It was a beautiful summer Sunday morning. My Mom was getting us into the car for a day at Thompson Park. This was a real treat. We would have a small picnic with ham sandwiches and apples. We had stale bread to feed to the animals in the petting zoo and we were all ready to skim rocks on the lake and climb the jungle gym. We were ready and then, and then my Dad came home. He had been at his version of church with his buddies at Sloppy John’s Tavern. He was filled to the top with the Holy Spirits.
He wanted to come with us, my Mom did not want him to. She insisted he go take a nap or watch some baseball on TV. He insisted even more. No point arguing with someone so moved by spirits.
My Dad accompanied us to the park. I don’t quite remember, but I think we just left him in the car parked by the lake. We played and watched the guys fishing the lake off of Black’s Bridge, which was a railroad trestle. We fed the zoo animals and it was time to feed ourselves. We returned to the car to get the cooler. My Dad wasn’t there. Hmmm where could he be? We looked around. No sight of him. We called and hollered for him. Nothing. Oh well, we had our picnic without him.
It started to get late when my Mom said it was time to go home. All of us piled into the car when my Mom asked “Anybody seen your Father ?”
Nope. None of us had seen him since we got to the park. She had a mild worried look on her face. She got in the car and drove the park looking for him. He was nowhere to be seen.
Being that we were so close to my Grandparents house, my Mom figured he must of walked there. She drove to McKnight Ave. No, he wasn’t there. No one had seen him. She stopped at Sloppy’s. Nope, not there. Not at Frank Paul’s Bar. Not at Blind Frank’s Tavern, not even at Nap’s Bar. My Dad was lost.
Now if my Dad wasn’t at a bar or my Grandparents on a Sunday where was he? We knew he was feeling no pain when we last saw him, but that effect had to have worn off by now. My Mom was seriously worried. She did something she has never done. This was very serious. She went to the police. She told them how she had left him in the car being he was at “church” that morning and had figured he’d just sleep it off but instead he had disappeared.
The police seemed concerned too. They said he must of fell in the lake and drowned. Oh, no! My Dad wasn’t lost, he was dead! The lake had claimed a number of inebriated victims. It wasn’t common, but it wasn’t uncommon. I’d remember the old Black man from New St that had drowned. I got a little scared. They told my Mom they’d get a boat and drag the lake. This seemed awful. They also said they would put out a 13 state bulletin for him, but they would have to wait twenty four hours to list him as a missing person. As a ten year old, this was serious stuff. My Mom said she would search for him. He had to be somewhere. My Grandfather joined the search.

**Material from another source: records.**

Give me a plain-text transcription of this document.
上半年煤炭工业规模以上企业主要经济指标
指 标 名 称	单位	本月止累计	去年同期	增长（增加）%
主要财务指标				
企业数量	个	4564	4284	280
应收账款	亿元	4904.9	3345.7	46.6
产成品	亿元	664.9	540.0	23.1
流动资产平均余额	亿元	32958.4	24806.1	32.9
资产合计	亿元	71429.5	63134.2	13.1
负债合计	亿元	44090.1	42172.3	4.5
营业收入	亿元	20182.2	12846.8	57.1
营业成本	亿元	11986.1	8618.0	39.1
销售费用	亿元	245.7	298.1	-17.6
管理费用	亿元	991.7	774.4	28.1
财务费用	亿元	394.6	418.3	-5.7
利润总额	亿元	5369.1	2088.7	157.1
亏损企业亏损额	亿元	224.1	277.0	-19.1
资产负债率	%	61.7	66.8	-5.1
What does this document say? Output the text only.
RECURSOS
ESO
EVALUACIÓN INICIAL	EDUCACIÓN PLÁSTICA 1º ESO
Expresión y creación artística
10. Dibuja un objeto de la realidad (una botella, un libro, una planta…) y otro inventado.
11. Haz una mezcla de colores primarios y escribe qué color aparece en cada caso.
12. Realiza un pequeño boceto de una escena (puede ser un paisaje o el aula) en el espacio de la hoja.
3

It was getting dark and still no sign of him. My Mom decided us kids needed to get home. My Pop said he would keep looking.
We went home. My Mom was on the phone calling anyone who might have seen him. He had disappeared into thick, humid, summer air.
All of us sat in the living room; waiting. How can you find someone in the dark? Why would he just walk away and leave us? Was he drowned, his
lifeless body laying on the bottom of the lake? So many questions and no answers. I don’t know if they were dragging the lake or not, I just knew we had lost our Dad.
Then the phone rang. It was Pop. He had found my Father walking on the tracks that ran through the center of town. Where had he been? Why was he gone? How’d he get on the tracks? All these questions and suspense had an incredibly mundane ending.
In his drunken state, he had decided to heed the old advice of walk it off. He said he headed to Black’s Bridge and continued to walk the tracks. He got tired and layed down… ON THE TRACKS! He wasn’t missing, he was sleeping. It was very fortunate for him it was a Sunday so no trains were running. He said he was woke up by a big German Shepard licking his face and the dog had scared him so he ran (fortunately) back in the direction of town and that is where my Grandfather found him.
So, that was the story of the day we lost Daddy. It turned out okay.